L'oeuvre de l'inventif Etienne Moulinié éclaire d'une lumière nouvelle le rôle des chapelles de la France du Sud, au XVIIème siècle, dans le travail des musiciens faisant alors carrière à la cour, aussi bien qu'à Paris.
Formé à la maîtrise de la cathédrale de Narbonne, puis monté dans la capitale au service de Gaston d'Orléans, frère du Roi Louis XIII, Moulinié s'est illustré dans le genre à la mode : l'air de cour. Mais il a collaboré également à des ballets, valorisés par d'ingénieuses machineries. Avant de revenir en Languedoc où il mourra, honoré et reconnu, alors que commence auprès de Louis XIV le règne de Lully.

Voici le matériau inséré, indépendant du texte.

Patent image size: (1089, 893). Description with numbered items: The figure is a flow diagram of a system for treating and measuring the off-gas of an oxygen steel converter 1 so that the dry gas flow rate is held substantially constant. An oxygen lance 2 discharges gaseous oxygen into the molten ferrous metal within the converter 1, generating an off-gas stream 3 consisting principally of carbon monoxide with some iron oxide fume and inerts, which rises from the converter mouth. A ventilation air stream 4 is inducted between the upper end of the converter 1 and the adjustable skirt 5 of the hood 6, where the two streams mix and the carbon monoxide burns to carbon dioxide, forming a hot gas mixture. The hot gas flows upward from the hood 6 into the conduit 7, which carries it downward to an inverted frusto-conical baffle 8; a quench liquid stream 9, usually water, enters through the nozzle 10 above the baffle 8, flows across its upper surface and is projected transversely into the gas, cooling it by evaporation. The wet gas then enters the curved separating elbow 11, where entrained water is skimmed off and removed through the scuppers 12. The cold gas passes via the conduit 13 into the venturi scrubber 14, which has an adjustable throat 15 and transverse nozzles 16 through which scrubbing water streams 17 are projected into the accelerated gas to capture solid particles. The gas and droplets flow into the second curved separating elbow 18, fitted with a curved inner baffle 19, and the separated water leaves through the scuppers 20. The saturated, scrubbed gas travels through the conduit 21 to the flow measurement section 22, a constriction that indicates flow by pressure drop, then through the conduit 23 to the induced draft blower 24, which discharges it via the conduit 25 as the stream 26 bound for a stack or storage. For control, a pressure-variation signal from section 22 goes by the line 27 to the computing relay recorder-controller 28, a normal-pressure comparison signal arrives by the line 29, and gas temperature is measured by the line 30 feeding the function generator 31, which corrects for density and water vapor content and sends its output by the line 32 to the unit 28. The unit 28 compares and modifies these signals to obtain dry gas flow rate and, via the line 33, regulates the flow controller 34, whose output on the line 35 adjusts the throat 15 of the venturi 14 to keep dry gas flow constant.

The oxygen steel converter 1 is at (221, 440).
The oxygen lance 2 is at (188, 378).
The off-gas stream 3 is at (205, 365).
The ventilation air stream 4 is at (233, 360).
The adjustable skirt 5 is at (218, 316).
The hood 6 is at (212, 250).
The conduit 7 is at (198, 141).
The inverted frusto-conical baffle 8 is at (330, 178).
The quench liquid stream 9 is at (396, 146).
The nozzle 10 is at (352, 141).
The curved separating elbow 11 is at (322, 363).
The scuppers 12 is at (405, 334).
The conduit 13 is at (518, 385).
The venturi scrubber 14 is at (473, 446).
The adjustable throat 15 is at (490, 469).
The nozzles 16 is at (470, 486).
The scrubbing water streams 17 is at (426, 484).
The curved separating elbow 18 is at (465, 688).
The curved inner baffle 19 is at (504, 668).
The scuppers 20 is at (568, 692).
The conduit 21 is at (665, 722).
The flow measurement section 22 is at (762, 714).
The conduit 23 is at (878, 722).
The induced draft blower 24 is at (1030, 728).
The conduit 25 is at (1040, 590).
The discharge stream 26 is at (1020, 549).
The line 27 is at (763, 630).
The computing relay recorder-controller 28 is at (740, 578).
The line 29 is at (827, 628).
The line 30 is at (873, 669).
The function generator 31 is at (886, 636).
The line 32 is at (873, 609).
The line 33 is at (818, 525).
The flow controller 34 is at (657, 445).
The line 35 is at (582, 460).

C'est cette figure foncièrement baroque que font revivre avec talent Jean-Louis Bonnet et Bérangère Lalanne dans ce passionnant petit livre qui se lit comme un roman. Il suffira d'ajouter que le retour à Moulinié gagne aujourd'hui le disque et nous révèle la richesse d'un concert louis-treizième à l'écoute, entre autres, de la modernité venue d'Italie.
Il est à noter que certains de nos collaborateurs ont choisi les mêmes disques, altamusica a respecté leurs inclinations. Par ailleurs, puisqu'on n'offre pas nécessairement des livres ou disques de parution récente, certains ont carrément préféré des valeurs sûres.